Spread the frosting on the cake layers. Stack and then spread the frosting over the top and around the side of the cake. For a set frosting, refrigerate 30 minutes before serving.

Editor’s Tip: You can pipe extra frosting using a piping bag and your favorite decorating tip. If you’re team frosting, double the amount of frosting.

A chocolate layer cake with white frosting and sprinkles sits on a white cake stand. Several slices have been cut and served on nearby plates with forks.
Dan Roberts for Taste of Home

Chocolate Cake with Marshmallow Creme Frosting Variations

  • Change the cake: You can enjoy this marshmallow creme frosting on any cake recipe, from classic vanilla cake to lemon layer cake.
  • Add a filling: Fruity fillings made with strawberries, cherries or raspberries work wonderfully with chocolate cake and frosting made with marshmallow creme. Chocolate ganache, Nutella or caramel sauce would also work well as a filling between the cake layers.
  • Add chocolate: Add up to 3/4 cup cocoa powder to the frosting to make a decadent chocolate marshmallow creme frosting.
  • Make it fruity: Freeze-dried strawberries, ground to a powder in a food processor, are the secret to a vibrant strawberry frosting bursting with berry flavor.
  • Go with a caramel fluff: Swirl homemade caramel sauce into the frosting to blend these two flavors into one sweet, magical moment.
  • Satisfy cookie butter cravings: If you love cookie butter and all things speculoos, try beating cookie butter into this frosting recipe. Start with 1/4 cup and increase until it reaches the desired taste and consistency.

How to Store Chocolate Cake with Marshmallow Creme Frosting

Since frosting with marshmallow creme does not contain any cream cheese, milk or heavy cream, cakes decorated with it do not have to be refrigerated. Store chocolate cake with marshmallow creme frosting at room temperature in a covered dessert carrier.

How long will a chocolate cake with marshmallow creme frosting last?

A decorated chocolate cake with marshmallow creme will stay fresh for two or three days at room temperature.
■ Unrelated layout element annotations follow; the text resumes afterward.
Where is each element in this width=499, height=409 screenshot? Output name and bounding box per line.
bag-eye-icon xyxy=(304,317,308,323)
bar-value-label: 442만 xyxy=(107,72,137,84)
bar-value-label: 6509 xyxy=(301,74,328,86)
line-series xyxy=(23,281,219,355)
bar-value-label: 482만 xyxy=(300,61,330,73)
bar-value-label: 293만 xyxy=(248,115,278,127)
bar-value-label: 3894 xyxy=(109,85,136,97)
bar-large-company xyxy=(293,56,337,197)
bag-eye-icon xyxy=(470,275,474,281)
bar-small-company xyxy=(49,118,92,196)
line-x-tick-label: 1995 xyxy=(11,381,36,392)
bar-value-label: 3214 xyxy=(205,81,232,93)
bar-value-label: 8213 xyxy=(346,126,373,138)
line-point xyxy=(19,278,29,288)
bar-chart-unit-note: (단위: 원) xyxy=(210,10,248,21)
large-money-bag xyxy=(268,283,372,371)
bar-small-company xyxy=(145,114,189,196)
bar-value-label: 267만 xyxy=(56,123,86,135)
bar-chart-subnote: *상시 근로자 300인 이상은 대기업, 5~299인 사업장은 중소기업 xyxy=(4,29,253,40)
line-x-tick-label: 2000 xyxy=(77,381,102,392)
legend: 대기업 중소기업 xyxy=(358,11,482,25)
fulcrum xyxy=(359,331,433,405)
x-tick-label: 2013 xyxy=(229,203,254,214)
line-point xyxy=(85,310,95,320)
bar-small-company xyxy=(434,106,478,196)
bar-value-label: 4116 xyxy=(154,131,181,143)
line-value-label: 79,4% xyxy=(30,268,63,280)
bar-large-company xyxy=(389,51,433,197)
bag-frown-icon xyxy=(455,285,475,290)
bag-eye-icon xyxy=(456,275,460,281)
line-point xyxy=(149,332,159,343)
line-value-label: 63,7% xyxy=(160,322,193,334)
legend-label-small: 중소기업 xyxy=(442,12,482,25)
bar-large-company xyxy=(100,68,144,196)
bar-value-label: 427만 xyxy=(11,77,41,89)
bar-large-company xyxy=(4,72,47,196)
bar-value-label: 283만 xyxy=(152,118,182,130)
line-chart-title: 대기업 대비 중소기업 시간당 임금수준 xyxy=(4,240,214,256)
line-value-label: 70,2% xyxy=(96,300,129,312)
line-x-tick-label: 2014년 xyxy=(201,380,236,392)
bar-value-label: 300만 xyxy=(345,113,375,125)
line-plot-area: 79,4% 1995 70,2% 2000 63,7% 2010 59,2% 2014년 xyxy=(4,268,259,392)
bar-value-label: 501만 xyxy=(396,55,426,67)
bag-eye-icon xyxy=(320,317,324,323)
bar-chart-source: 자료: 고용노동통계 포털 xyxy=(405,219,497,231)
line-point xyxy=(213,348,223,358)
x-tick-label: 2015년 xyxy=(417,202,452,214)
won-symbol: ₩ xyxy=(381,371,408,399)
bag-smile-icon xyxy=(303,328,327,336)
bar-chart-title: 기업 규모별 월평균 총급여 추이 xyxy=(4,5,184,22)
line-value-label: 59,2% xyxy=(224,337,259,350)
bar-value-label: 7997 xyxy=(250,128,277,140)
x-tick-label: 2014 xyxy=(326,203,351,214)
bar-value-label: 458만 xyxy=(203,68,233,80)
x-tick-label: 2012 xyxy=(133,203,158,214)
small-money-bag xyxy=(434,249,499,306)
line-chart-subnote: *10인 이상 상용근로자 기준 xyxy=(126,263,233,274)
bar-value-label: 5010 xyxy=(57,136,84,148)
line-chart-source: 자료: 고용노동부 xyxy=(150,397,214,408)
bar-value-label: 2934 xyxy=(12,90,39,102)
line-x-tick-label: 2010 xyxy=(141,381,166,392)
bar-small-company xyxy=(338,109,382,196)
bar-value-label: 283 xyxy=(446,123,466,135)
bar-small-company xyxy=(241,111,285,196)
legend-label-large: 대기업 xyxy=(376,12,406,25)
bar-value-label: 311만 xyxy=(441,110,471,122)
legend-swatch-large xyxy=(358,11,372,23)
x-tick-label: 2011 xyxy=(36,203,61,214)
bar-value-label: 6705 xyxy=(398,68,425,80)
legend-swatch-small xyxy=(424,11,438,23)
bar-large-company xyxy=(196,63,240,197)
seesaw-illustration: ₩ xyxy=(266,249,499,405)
You can refrigerate the cake for up to five days or freeze cake for up to three months.

Store leftover frosting in an airtight container at room temperature for up to two days, in the refrigerator for up to two weeks or in the freezer for up to two months. Defrost completely and let it soften at room temperature before using.

Chocolate Cake with Marshmallow Creme Frosting Tips

A slice of chocolate cake with white frosting and colorful sprinkles on a pink plate, next to two forks. Two more slices are visible in the background on white plates.
Dan Roberts for Taste of Home

Why is my marshmallow creme frosting lumpy?

The biggest mistake people make when prepping homemade marshmallow creme frosting is using butter that is too cold. Softened butter is essential to ensuring the frosting mixes smoothly. Cold butter will not blend smoothly into the sugar and fluff, leaving your frosting with tiny butter lumps. If this happens, let the mixture sit at room temperature for 30 to 45 minutes to allow the butter lumps to soften, then beat again until smooth.

What else can you do with marshmallow creme frosting?

Spread this marshmallow creme frosting over brownies and top with graham cracker pieces for a special s’mores-inspired treat. This frosting is also tasty sandwiched between two homemade oatmeal s’mores cookies or spread as a final layer in a festive pumpkin trifle.